Lo primero que vio Abigail cuando llegaron a casa fue a su madre llorar a moco tendido, con Bitsy en su regazo, que ladraba y ladraba sin parar. El pastor la tomó del brazo, la empujó para que se sentara y continuó gritando como había hecho en todo el trayecto en coche:
—¡¿Has visto cómo está tu madre, eh?! ¡¿Cómo has podido hacer algo así?!
Abigail no supo qué decir. Su padre se sentó al lado de su esposa y trató de consolarla:
—Tranquila, cariño, todo irá bien…
Blanche hipó y le preguntó a su hija:
—D-di-dime, ¿le diste tu flor a ese chico?
Abigail se quedó boquiabierta por aquella pregunta y tras unos instantes dijo:
—Sí. Lo siento.
«Supongo», pensó porque en realidad no se arrepentía de nada de lo que había hecho.
Su padre se enfadó más si era posible:
—¡¿Qué lo sientes?! ¿Qué sientes exactamente? Nos has mentido, una y otra vez, y ahora medio pueblo sabe que eres una ramera que se acuesta con cualquiera.
«¿Ramera?».
—Quién te va a querer ahora, quién va a casarse contigo —murmuró Blanche.
Abigail estalló.
—¿Ramera? ¡No soy una ramera! No lo entendéis, Scott y yo nos amamos, yo no me acostaría con cualquiera.
Su padre se puso a reír. A Abigail se le puso la piel de gallina:
—¿Qué os amáis?

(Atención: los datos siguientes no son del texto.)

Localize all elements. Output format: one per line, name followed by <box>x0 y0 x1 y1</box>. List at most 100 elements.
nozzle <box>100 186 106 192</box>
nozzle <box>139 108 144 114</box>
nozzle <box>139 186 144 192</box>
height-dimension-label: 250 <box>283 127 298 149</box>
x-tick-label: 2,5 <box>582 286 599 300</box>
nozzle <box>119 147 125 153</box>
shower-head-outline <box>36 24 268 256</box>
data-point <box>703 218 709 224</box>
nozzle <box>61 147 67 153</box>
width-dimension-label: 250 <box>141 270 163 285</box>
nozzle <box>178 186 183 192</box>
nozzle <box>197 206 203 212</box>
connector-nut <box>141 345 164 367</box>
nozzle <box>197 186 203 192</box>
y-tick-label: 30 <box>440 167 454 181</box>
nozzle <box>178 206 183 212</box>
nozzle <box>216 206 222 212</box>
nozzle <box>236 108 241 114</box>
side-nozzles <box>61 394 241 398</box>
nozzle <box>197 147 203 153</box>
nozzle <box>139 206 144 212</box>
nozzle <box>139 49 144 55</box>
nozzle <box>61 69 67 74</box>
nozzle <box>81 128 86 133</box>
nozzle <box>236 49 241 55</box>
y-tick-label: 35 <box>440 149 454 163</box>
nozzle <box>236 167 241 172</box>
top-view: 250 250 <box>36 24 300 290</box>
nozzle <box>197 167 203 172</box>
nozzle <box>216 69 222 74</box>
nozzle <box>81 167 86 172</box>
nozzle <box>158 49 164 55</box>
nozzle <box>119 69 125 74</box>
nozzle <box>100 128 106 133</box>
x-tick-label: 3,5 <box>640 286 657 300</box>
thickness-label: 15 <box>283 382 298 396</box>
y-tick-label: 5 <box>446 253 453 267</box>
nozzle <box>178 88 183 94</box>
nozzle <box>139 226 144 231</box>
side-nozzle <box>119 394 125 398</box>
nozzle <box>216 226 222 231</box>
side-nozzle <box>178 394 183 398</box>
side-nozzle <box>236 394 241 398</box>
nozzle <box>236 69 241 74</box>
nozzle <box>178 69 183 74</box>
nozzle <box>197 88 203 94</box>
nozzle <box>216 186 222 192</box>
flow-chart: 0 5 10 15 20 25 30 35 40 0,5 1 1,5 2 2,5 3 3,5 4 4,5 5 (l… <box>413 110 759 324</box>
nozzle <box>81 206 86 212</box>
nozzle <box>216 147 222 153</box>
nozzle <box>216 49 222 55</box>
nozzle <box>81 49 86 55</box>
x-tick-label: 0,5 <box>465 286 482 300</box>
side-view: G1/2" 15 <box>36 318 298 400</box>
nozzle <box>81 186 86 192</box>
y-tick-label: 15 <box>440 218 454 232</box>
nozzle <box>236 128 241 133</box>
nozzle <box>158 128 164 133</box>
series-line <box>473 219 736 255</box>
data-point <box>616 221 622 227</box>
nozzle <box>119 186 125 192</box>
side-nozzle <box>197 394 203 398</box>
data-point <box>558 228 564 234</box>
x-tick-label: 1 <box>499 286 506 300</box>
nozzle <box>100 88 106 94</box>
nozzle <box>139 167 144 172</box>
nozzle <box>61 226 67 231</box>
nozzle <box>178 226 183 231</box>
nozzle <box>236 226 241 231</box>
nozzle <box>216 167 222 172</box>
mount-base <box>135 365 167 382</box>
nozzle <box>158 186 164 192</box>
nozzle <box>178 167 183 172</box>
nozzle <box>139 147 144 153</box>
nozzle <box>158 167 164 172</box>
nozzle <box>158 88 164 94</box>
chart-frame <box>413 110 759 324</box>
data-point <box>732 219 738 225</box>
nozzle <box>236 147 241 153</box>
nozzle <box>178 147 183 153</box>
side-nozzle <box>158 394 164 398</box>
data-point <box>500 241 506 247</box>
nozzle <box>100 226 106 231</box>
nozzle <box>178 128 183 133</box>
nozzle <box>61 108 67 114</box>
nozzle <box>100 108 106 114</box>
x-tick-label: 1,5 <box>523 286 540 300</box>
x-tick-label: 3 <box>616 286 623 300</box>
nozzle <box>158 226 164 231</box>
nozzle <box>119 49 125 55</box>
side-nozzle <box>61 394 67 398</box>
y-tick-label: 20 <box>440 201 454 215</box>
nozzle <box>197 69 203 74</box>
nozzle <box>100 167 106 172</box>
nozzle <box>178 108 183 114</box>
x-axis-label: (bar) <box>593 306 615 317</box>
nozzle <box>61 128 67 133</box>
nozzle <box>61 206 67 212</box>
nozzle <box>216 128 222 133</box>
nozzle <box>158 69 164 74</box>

Qué sabrás tú del amor, no eres más que una cría estúpida. Ese chico sólo se ha estado aprovechando de ti.
Abigail apretó con tanta fuerza sus puños, que se pusieron blancos.
—No es verdad…
—¡NI SE TE OCURRA RESPONDER! —espetó Jacob—. Le has faltado el respeto a tus padres con tus malditas mentiras. Desde cuándo, ¿eh? ¡¿Desde cuándo nos mientes?!
—No soy una ramera —dijo despacio.
Su madre se puso a llorar más alto. «Dramática», quiso decir, y también quiso pedirle que dejara de ver esas estúpidas telenovelas.
—Sube ahora mismo a tu habitación. Vas a hacer el equipaje —dijo su padre.
—¿Qué? ¿Por qué?
—No verás a ese chico en la vida, te lo juro por Dios.
Abigail negó con la cabeza:
—No, no, no quiero irme, ¿adónde voy a ir?